The Civil Rights Act was a success despite such incidents. In the first weeks under the 1964 Civil Rights Law, segregated restaurants and hotels across the South opened their doors to black patrons.

Over the next ten years, the Justice Department brought legal suits against more than 500 school districts and more than 400 suits against hotels, restaurants, taverns, gas stations, and truck stops charged with racial discrimination.


Voting Rights

The 1964 Civil Rights Act prohibited discrimination in employment and public accommodations. But many African Americans were denied an equally fundamental constitutional right, the right to vote. The most effective barriers to black voting were state laws requiring prospective voters to read and interpret sections of the state constitution. In Alabama, voters had to provide written answers to a twenty-page test on the Constitution and state and local government. Questions included: Where do presidential electors cast ballots for president? Name the rights a person has after he has been indicted by a grand jury?

The 3rd Selma Civil Rights March frontline.

In an effort to bring the issue of voting rights to national attention, Martin Luther King, Jr. launched a voter registration drive in Selma, Alabama, in early 1965. Even though blacks slightly outnumbered whites in the city of 29,500 people, Selma’s voting rolls were 99 percent white and 1 percent black. For seven weeks, King led hundreds of Selma’s black residents to the county courthouse to register to vote. 

Nearly 2,000 black demonstrators, including King, were jailed by County Sheriff James Clark for contempt of court, juvenile delinquency, and parading without a permit. After a federal court ordered Clark not to interfere with orderly registration, the sheriff forced black applicants to stand in line for up to five hours before being permitted to take a “literacy” test. Not a single black voter was added to the registration rolls.

When a young black man was murdered in nearby Marion, King responded by calling for a march from Selma to the state capitol of Montgomery, fifty miles away. On March 7, 1965, black voting-rights demonstrators prepared to march. “I can’t promise you that it won’t get you beaten,” King told them, “…but we must stand up for what is right!” As they crossed a bridge spanning the Alabama River, 200 state police with tear gas, night sticks, and whips attacked them. The march resumed on March 21 with federal protection. The marchers chanted: “Segregation’s got to fall…you never can jail us all.”

Viola Liuzzo.

On March 25 a crowd of 25,000 gathered at the state capitol to celebrate the march’s completion. Martin Luther King, Jr. addressed the crowd and called for an end to segregated schools, poverty, and voting discrimination. “I know you are asking today, ‘How long will it take?’…How long? Not long, because no lie can live forever.”

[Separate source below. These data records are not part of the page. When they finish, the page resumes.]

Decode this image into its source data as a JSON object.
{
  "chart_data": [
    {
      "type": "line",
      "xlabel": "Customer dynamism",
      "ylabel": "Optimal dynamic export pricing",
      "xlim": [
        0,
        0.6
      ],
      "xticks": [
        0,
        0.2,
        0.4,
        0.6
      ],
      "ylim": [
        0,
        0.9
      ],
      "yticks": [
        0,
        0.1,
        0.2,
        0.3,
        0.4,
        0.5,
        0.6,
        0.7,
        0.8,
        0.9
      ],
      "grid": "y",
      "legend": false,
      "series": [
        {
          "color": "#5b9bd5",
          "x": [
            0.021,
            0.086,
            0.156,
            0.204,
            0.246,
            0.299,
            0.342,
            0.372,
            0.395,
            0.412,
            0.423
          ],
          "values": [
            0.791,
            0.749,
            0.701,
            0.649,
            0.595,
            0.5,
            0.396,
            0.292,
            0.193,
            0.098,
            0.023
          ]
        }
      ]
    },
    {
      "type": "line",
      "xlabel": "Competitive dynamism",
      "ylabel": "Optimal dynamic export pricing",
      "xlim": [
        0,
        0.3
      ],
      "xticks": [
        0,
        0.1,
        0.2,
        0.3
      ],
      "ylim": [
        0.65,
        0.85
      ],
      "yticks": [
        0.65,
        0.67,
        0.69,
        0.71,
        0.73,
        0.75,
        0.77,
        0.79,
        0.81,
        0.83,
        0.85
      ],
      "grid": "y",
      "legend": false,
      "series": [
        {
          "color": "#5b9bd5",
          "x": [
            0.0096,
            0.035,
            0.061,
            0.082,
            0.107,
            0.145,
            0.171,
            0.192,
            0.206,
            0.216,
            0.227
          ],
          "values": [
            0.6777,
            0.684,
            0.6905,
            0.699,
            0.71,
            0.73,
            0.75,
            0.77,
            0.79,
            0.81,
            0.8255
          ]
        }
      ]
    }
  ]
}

Within hours of the march’s end, four Ku Klux Klan members shot and killed a 39-year-old white civil rights volunteer from Detroit named Viola Liuzzo. President Johnson expressed the nation’s shock and anger. “Mrs. Liuzzo went to Alabama to serve the struggle for justice,” the President said. “She was murdered by the enemies of justice who for decades have used the rope and the gun and the tar and the feather to terrorize their neighbors.”

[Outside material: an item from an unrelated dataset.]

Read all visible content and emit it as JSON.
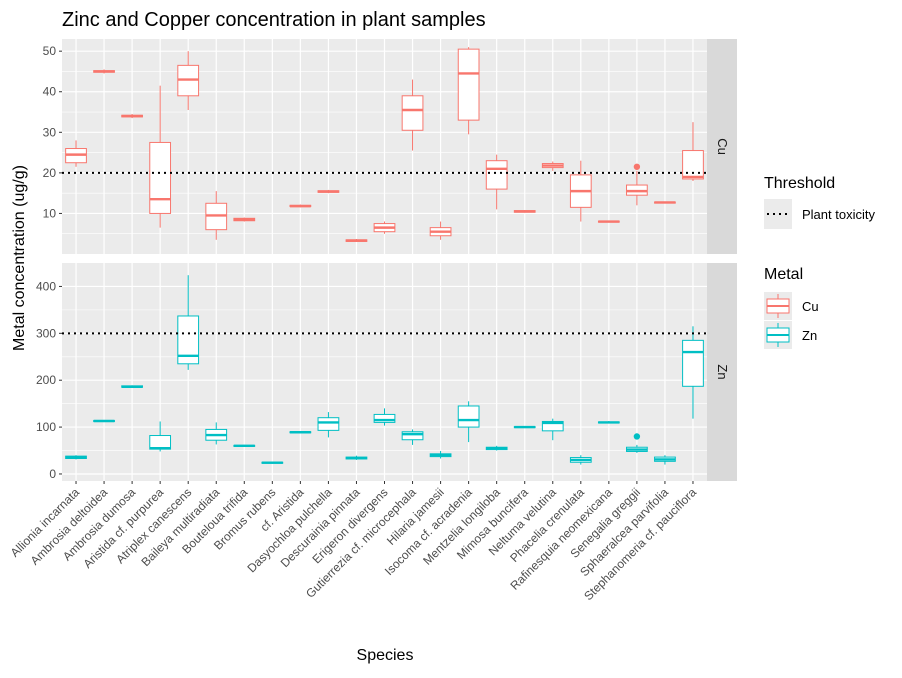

Two measures adopted in 1965 helped safeguard the voting rights of black Americans. On January 23, the states completed ratification of the Twenty-Fourth Amendment to the Constitution barring a poll tax in federal elections. At the time, five Southern states still had a poll tax. On August 6, President Johnson signed the Voting Rights Act, which prohibited literacy tests and sent federal examiners to seven Southern states to register black voters. Within a year, 450,000 Southern blacks registered to vote.